青大附高の生徒会室に到着すると、やはりというかなんというか清坂と羽飛が仲良く書類とにらめっこをしていた。他の連中はまだ来ていない。
「昨日は勝手言ってすまなかった」
「ううん、いいよ。それより今日早いね」
清坂は資料とノートを開きながら、タイムテーブル調整に勤しんでいた。隣りで羽飛がまた別の、機材準備の申請書に判を押している。
「他の奴は何時ごろ集まるんだ?」
「うん、お昼からって言っといたんだけどね。みんな忙しいし」
確かに本当は昼間からと聞いていた。無理しなくてもよかったということか。乙彦の顔をじっと見ながら羽飛が指でちょいちょいと呼ぶ。

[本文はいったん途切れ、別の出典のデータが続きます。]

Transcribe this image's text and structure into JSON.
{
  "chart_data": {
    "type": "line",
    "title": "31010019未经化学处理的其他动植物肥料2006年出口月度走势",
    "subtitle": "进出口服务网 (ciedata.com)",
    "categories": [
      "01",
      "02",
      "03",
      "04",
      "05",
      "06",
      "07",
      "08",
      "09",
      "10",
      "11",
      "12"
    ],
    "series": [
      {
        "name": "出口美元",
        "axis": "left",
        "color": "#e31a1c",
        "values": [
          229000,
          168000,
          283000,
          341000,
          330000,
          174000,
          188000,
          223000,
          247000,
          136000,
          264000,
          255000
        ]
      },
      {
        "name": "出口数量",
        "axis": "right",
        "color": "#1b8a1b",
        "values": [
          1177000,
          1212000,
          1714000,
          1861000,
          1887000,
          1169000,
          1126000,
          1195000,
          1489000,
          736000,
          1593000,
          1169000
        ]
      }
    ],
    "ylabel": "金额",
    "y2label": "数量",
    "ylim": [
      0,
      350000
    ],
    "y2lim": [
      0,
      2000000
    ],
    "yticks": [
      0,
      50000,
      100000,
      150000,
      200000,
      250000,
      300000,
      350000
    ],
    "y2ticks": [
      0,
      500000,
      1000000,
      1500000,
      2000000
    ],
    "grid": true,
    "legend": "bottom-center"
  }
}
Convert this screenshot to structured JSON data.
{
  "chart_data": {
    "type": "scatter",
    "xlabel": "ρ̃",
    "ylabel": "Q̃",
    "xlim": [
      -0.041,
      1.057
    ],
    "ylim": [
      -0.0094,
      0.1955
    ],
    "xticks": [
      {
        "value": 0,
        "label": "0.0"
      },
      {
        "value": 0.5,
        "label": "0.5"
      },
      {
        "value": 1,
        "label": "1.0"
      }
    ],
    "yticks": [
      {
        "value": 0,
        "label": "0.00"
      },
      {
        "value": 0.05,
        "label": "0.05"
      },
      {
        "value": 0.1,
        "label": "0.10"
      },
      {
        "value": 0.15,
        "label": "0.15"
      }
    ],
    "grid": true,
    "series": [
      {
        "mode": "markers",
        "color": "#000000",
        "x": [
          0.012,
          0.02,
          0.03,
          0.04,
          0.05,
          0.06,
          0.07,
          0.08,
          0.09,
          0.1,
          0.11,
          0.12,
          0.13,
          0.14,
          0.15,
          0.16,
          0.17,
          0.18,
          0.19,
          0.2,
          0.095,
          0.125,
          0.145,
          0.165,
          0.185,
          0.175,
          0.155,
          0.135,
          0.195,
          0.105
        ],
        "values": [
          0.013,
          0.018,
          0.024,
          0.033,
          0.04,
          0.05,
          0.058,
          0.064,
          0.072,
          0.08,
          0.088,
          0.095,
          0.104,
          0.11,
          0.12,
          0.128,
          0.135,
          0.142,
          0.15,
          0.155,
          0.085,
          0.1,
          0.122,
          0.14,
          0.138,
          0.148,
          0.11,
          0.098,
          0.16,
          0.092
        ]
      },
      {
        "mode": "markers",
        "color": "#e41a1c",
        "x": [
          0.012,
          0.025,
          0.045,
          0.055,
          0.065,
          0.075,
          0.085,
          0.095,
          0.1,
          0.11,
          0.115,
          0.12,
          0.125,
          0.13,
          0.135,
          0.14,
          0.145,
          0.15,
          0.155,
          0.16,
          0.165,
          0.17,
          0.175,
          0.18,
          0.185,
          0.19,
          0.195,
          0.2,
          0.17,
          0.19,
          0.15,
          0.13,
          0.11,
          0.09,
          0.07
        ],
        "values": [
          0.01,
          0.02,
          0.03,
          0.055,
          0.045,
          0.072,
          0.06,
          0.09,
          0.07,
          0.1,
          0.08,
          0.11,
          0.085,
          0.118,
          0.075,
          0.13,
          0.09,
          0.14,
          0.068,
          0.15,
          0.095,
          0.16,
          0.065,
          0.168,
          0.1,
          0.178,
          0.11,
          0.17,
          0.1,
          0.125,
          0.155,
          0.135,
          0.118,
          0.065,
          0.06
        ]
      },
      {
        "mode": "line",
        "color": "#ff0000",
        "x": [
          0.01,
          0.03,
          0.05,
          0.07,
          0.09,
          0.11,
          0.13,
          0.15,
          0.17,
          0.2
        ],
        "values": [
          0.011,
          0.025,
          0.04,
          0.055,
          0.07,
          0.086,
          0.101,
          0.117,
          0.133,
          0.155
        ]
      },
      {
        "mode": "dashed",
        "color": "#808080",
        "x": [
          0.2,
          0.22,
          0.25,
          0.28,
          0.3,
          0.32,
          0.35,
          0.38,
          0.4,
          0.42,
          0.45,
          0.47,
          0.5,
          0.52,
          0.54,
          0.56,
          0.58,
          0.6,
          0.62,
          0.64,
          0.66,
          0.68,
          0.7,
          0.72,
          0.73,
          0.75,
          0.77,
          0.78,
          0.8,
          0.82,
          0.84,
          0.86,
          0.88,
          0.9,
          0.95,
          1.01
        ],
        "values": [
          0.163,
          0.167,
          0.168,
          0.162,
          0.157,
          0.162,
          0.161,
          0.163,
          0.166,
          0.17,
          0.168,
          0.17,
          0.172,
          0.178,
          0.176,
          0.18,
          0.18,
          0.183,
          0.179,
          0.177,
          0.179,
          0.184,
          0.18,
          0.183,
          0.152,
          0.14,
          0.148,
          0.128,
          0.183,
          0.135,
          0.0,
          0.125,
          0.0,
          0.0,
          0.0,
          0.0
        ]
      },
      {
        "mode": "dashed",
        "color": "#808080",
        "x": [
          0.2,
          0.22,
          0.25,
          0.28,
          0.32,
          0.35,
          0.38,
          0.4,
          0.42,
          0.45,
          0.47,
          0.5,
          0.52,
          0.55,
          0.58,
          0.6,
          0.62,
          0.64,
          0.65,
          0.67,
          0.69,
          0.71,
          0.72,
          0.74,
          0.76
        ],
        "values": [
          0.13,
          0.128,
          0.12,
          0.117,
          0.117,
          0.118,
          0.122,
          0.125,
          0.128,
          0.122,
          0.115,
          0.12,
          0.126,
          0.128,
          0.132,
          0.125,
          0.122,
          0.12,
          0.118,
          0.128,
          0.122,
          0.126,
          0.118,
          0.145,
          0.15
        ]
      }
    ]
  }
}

「予餞会実行委員会の連中も昼から集合、これ絶対ってことで話がついてるんだ。けど今日は午前中にひとつ、大仕事があるんだぞ。知ってるか羽飛?」
「聞いてない」
「そっか、そうだよね。生徒会の人しか知らないかな」
少なくとも泉州が秘密をちらちらさせていたのは記憶にあるが。清坂は腕時計を脈のところで確認し、
「もう少しで準備かな。規律のみんなもスタンバイしてるかな」
「立村の姿はさっき見たぞ」
「ってことは南雲くんたちもいるよね」
──やはり規律委員がセミナーハウスで合宿しているってことか。
泉州が、清坂たちの目を盗んで得た情報なのかどうか判断しかねるので今は黙っておく。
「実力試験も終わったし、今日しかないよね。やるとしたらね」
「全くだ。そうだ美里、今日のあれ、誰かカメラ持ってきてないのか」
「難波くんが持ってくるんじゃないの? あの人カメラ小僧だから」
「まあ、否定はできねえな」
なぜか笑いあう。何か乙彦の知らないところで準備が整えられているらしいが、予餞会実行委員会の連中すらシャットアウトして何をしようとしているのか、乙彦には全く予想つかなかった。
「とりあえずこれ食え」
桂さんが土産に持たせてくれた極上オレンジを十個、袋ごとテーブルに載せた。ふっとさわやかな香りが漂う。気分は南国だ。
「うわあ、なんか気持ちがリフレッシュしちゃうね。ありがとう! けどこのオレンジ、おっきいね」
清坂がすぐ手を伸ばし、頬をオレンジに摺り寄せた。羽飛は一言、
「うわっ、まじうまそう、サンクス!」
簡単な礼を言った後、即かぶりつきだした。